As I said yesterday, I already watched one of the movies on my list!  After I made the list, I just so happened to be scrolling through Turner Classic Movies for the weekend and saw that North by Northwest was on Friday.  I taped it and watched it on New Year's Day morning.  It was cold and gray and rainy and the Beans and I snuggled up on the couch with some good coffee and watched it.

Oh, my.  It was so good!

Here's what Amazon has to say about it:
A strong candidate for the most sheerly entertaining and enjoyable movie ever made by a Hollywood studio (with Citizen Kane, Only Angels Have Wings and Trouble in Paradise running neck and neck). Positioned between the much heavier and more profoundly disturbing Vertigo (1958) and the stark horror of Psycho (1960), North by Northwest (1959) is Alfred Hitchcock at his most effervescent in a romantic comedy-thriller that also features one of the definitive Cary Grant performances.
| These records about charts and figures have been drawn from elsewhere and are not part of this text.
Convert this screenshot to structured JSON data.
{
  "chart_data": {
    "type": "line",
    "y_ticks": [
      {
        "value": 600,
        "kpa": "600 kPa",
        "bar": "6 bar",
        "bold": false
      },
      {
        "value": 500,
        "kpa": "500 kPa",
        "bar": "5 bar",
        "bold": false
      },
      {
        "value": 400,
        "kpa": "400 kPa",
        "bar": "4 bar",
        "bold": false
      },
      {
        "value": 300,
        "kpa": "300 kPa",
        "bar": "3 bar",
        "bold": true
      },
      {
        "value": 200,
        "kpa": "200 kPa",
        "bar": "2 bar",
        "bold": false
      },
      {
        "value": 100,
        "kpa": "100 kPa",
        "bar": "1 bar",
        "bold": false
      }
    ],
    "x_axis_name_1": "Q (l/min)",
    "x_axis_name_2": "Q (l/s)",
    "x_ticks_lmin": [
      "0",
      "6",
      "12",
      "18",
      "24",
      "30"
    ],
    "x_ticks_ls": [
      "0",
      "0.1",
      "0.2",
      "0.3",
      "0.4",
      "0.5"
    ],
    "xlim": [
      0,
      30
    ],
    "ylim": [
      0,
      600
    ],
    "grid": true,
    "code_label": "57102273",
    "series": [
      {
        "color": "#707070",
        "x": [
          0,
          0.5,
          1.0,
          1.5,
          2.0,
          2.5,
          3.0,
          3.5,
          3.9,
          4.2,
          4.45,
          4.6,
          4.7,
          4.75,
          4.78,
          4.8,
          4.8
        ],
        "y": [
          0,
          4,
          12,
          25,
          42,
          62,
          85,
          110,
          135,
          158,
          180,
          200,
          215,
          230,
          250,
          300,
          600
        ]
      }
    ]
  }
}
Which is not to say that this is just "Hitchcock Lite"; seminal Hitchcock critic Robin Wood (in his book Hitchcock's Films Revisited) makes an airtight case for this glossy MGM production as one of The Master's "unbroken series of masterpieces from Vertigo to Marnie." It's a classic Hitchcock Wrong Man scenario: Grant is Roger O. Thornhill (initials ROT), an advertising executive who is mistaken by enemy spies for a U.S. undercover agent named George Kaplan. Convinced these sinister fellows (James Mason as the boss, and Martin Landau as his henchman) are trying to kill him, Roger flees and meets a sexy Stranger on a Train (Eva Marie Saint), with whom he engages in one of the longest, most convolutedly choreographed kisses in screen history. And, of course, there are the famous set pieces: the stabbing at the United Nations, the crop-duster plane attack in the cornfield (where a pedestrian has no place to hide), and the cliffhanger finale atop the stone faces of Mount Rushmore. Plus a sparkling Ernest Lehman script and that pulse-quickening Bernard Herrmann score. What more could a moviegoer possibly desire?--Jim Emerson
I say that I was entertained from start to finish.  Cary Grant was never sexier, Eva Marie Saint was gorgeous (her clothes were to die for) and it was just chock full of midcentury modern decor porn. 

I ended up kicking myself.  Why have I never watched this before?

Now I think I need to buy the DVD.

1 comment:

  1. That is one of my favorites too. I love old movies, especially the clothes - they certainly don't make them like that anymore.